Figure 7 – Bakken Montana and North Dakota daily production rates vs. cumulative oil produced
Looking at the total Bakken production vs. the cumulative production (Figure 7) will allow us to approximate produced volumes of the two waves of horizontal technology. The first wave production curve indicates that if no new wells were drilled, the ultimate recovery would have been about 41 million barrels. The second wave of horizontal technology did indeed dwarf the first wave, and we can say that so far the second wave has added about 70+ million barrels of production.
The first wave of horizontal technology peaked at about 20 million barrels, with an ultimate recovery of about double that, or 41 million barrels. Using this analogy, if the industry were able to keep up the current rate of increase for the next two years, and reach a peak production at 150 million barrels cumulative recovery, ultimate recovery could reasonably be estimated as being around 300 million barrels, without additional new waves of development.
What’s next for the Bakken?
Bakken production is trending upward and should continue for some time.
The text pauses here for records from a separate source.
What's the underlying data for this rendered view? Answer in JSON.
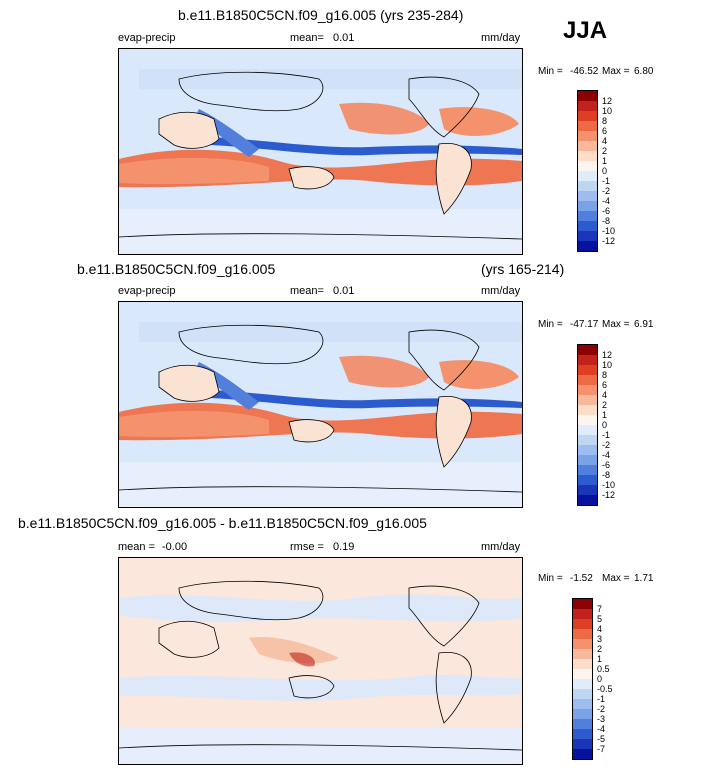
{
  "season": "JJA",
  "panels": [
    {
      "title": "b.e11.B1850C5CN.f09_g16.005 (yrs 235-284)",
      "title_right": "",
      "variable": "evap-precip",
      "mean_label": "mean=",
      "mean_value": "0.01",
      "rmse_label": "",
      "rmse_value": "",
      "units": "mm/day",
      "min_label": "Min =",
      "min_value": "-46.52",
      "max_label": "Max =",
      "max_value": "6.80",
      "levels": [
        "12",
        "10",
        "8",
        "6",
        "4",
        "2",
        "1",
        "0",
        "-1",
        "-2",
        "-4",
        "-6",
        "-8",
        "-10",
        "-12"
      ],
      "colors": [
        "#8b0000",
        "#c1221b",
        "#dc3f24",
        "#ed6a44",
        "#f4926d",
        "#f8b89b",
        "#fcddc9",
        "#fbf4ef",
        "#e0ecfa",
        "#bfd6f3",
        "#9dbdee",
        "#7aa2e6",
        "#527fdb",
        "#2c5bce",
        "#1a35b8",
        "#08129e"
      ]
    },
    {
      "title": "b.e11.B1850C5CN.f09_g16.005",
      "title_right": "(yrs 165-214)",
      "variable": "evap-precip",
      "mean_label": "mean=",
      "mean_value": "0.01",
      "rmse_label": "",
      "rmse_value": "",
      "units": "mm/day",
      "min_label": "Min =",
      "min_value": "-47.17",
      "max_label": "Max =",
      "max_value": "6.91",
      "levels": [
        "12",
        "10",
        "8",
        "6",
        "4",
        "2",
        "1",
        "0",
        "-1",
        "-2",
        "-4",
        "-6",
        "-8",
        "-10",
        "-12"
      ],
      "colors": [
        "#8b0000",
        "#c1221b",
        "#dc3f24",
        "#ed6a44",
        "#f4926d",
        "#f8b89b",
        "#fcddc9",
        "#fbf4ef",
        "#e0ecfa",
        "#bfd6f3",
        "#9dbdee",
        "#7aa2e6",
        "#527fdb",
        "#2c5bce",
        "#1a35b8",
        "#08129e"
      ]
    },
    {
      "title": "b.e11.B1850C5CN.f09_g16.005 - b.e11.B1850C5CN.f09_g16.005",
      "title_right": "",
      "variable": "",
      "mean_label": "mean =",
      "mean_value": "-0.00",
      "rmse_label": "rmse =",
      "rmse_value": "0.19",
      "units": "mm/day",
      "min_label": "Min =",
      "min_value": "-1.52",
      "max_label": "Max =",
      "max_value": "1.71",
      "levels": [
        "7",
        "5",
        "4",
        "3",
        "2",
        "1",
        "0.5",
        "0",
        "-0.5",
        "-1",
        "-2",
        "-3",
        "-4",
        "-5",
        "-7"
      ],
      "colors": [
        "#8b0000",
        "#c1221b",
        "#dc3f24",
        "#ed6a44",
        "#f4926d",
        "#f8b89b",
        "#fcddc9",
        "#fbf4ef",
        "#e0ecfa",
        "#bfd6f3",
        "#9dbdee",
        "#7aa2e6",
        "#527fdb",
        "#2c5bce",
        "#1a35b8",
        "#08129e"
      ]
    }
  ],
  "chart_data": [
    {
      "type": "heatmap",
      "title": "b.e11.B1850C5CN.f09_g16.005 (yrs 235-284)",
      "variable": "evap-precip",
      "units": "mm/day",
      "mean": 0.01,
      "min": -46.52,
      "max": 6.8,
      "contour_levels": [
        -12,
        -10,
        -8,
        -6,
        -4,
        -2,
        -1,
        0,
        1,
        2,
        4,
        6,
        8,
        10,
        12
      ]
    },
    {
      "type": "heatmap",
      "title": "b.e11.B1850C5CN.f09_g16.005 (yrs 165-214)",
      "variable": "evap-precip",
      "units": "mm/day",
      "mean": 0.01,
      "min": -47.17,
      "max": 6.91,
      "contour_levels": [
        -12,
        -10,
        -8,
        -6,
        -4,
        -2,
        -1,
        0,
        1,
        2,
        4,
        6,
        8,
        10,
        12
      ]
    },
    {
      "type": "heatmap",
      "title": "b.e11.B1850C5CN.f09_g16.005 - b.e11.B1850C5CN.f09_g16.005",
      "units": "mm/day",
      "mean": -0.0,
      "rmse": 0.19,
      "min": -1.52,
      "max": 1.71,
      "contour_levels": [
        -7,
        -5,
        -4,
        -3,
        -2,
        -1,
        -0.5,
        0,
        0.5,
        1,
        2,
        3,
        4,
        5,
        7
      ]
    }
  ]
}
The October 2007 production of 75,000 BOPD equates to 27 million barrels per year, a substantial amount by most measures for the US onshore sector. This only amounts to about 0.4% of US consumption (using a base of 20,700 BOBP, based on EIA data), or 0.6% of US imports.
Drilling activity in the Bakken continues at a frenetic pace. It’s difficult to predict how long the upward trend in production will continue. Over the long term, economics will play a significant role in determining how much production will be expanded.
Conclusions
1. The Bakken shale has produced about 111 million barrels of oil during the last 50+ years in Montana and North Dakota.
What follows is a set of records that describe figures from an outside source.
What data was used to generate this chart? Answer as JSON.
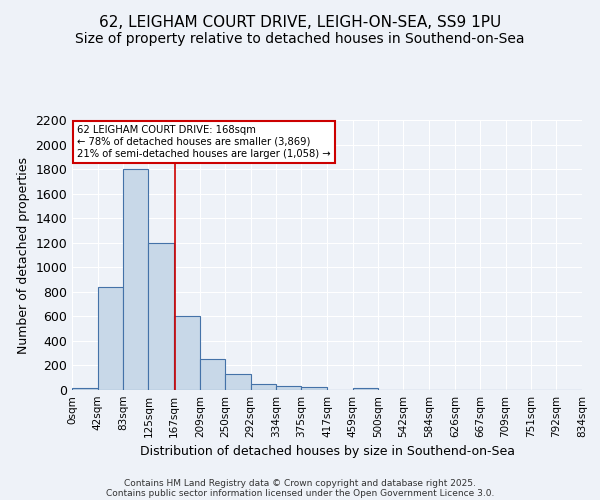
{
  "title1": "62, LEIGHAM COURT DRIVE, LEIGH-ON-SEA, SS9 1PU",
  "title2": "Size of property relative to detached houses in Southend-on-Sea",
  "xlabel": "Distribution of detached houses by size in Southend-on-Sea",
  "ylabel": "Number of detached properties",
  "bin_edges": [
    0,
    42,
    83,
    125,
    167,
    209,
    250,
    292,
    334,
    375,
    417,
    459,
    500,
    542,
    584,
    626,
    667,
    709,
    751,
    792,
    834
  ],
  "bar_heights": [
    20,
    840,
    1800,
    1200,
    600,
    255,
    130,
    45,
    35,
    25,
    0,
    15,
    0,
    0,
    0,
    0,
    0,
    0,
    0,
    0
  ],
  "bar_color": "#c8d8e8",
  "bar_edgecolor": "#4472a8",
  "vline_x": 168,
  "vline_color": "#cc0000",
  "annotation_text": "62 LEIGHAM COURT DRIVE: 168sqm\n← 78% of detached houses are smaller (3,869)\n21% of semi-detached houses are larger (1,058) →",
  "annotation_box_color": "#cc0000",
  "annotation_text_color": "#000000",
  "ylim": [
    0,
    2200
  ],
  "yticks": [
    0,
    200,
    400,
    600,
    800,
    1000,
    1200,
    1400,
    1600,
    1800,
    2000,
    2200
  ],
  "background_color": "#eef2f8",
  "grid_color": "#ffffff",
  "footnote1": "Contains HM Land Registry data © Crown copyright and database right 2025.",
  "footnote2": "Contains public sector information licensed under the Open Government Licence 3.0.",
  "title_fontsize": 11,
  "subtitle_fontsize": 10,
  "tick_label_fontsize": 7.5,
  "axis_label_fontsize": 9
}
2. Total Bakken production is still rising, and producing at the rate of 75,000 BOPD in October 2007.
3. Because of the highly variable nature of shale reservoirs, the characteristics of the historical Bakken production, and the fact that per-well rates seem to have peaked, it seems unlikely that total Bakken production will exceed 2x to 3x current rate of 75,000 BOPD.
4. The latest boom in Bakken production is driven by the application of horizontal wells and hydraulic fracturing technology, which has added about 70 million barrels of production in 7 years. Ultimate recovery of the already-drilled wells should be at least double this volume.
5. The USGS estimates the mean volume of technically recoverable hydrocarbons to be 3,649 million barrels of oil. This is roughly 7 to 12 times the size of already known resources.
6. Based on current production and areas likely to be drilled, the USGS estimate of technically recovery resources seems optimistic.
7. The Bakken potential resource, while large by US onshore field standards, will have only a minor effect on US production or imports. Using 2006 US imports and consumption for comparison, the Bakken undiscovered resource of 3,649 million barrels of oil, if subsequently discovered and fully developed, would provide us with the equivalent of six months of oil consumption or 10 months of imports, spread over 20 or more years. In reality, the reserves developed are likely to be many times smaller than this value.
8. The October 2007 production rate of 75,000 BOPD amounts only 0.4% of US oil consumption, or 0.6% of imports.
9. Per-well Bakken production peaked in August 2005 at 116 barrels a day, and was down to 79 barrels a day in October 2007. If the Bakken production history in the 1990s can be used as a guide, the peaking of per-well production may portend a peak in total Bakken production.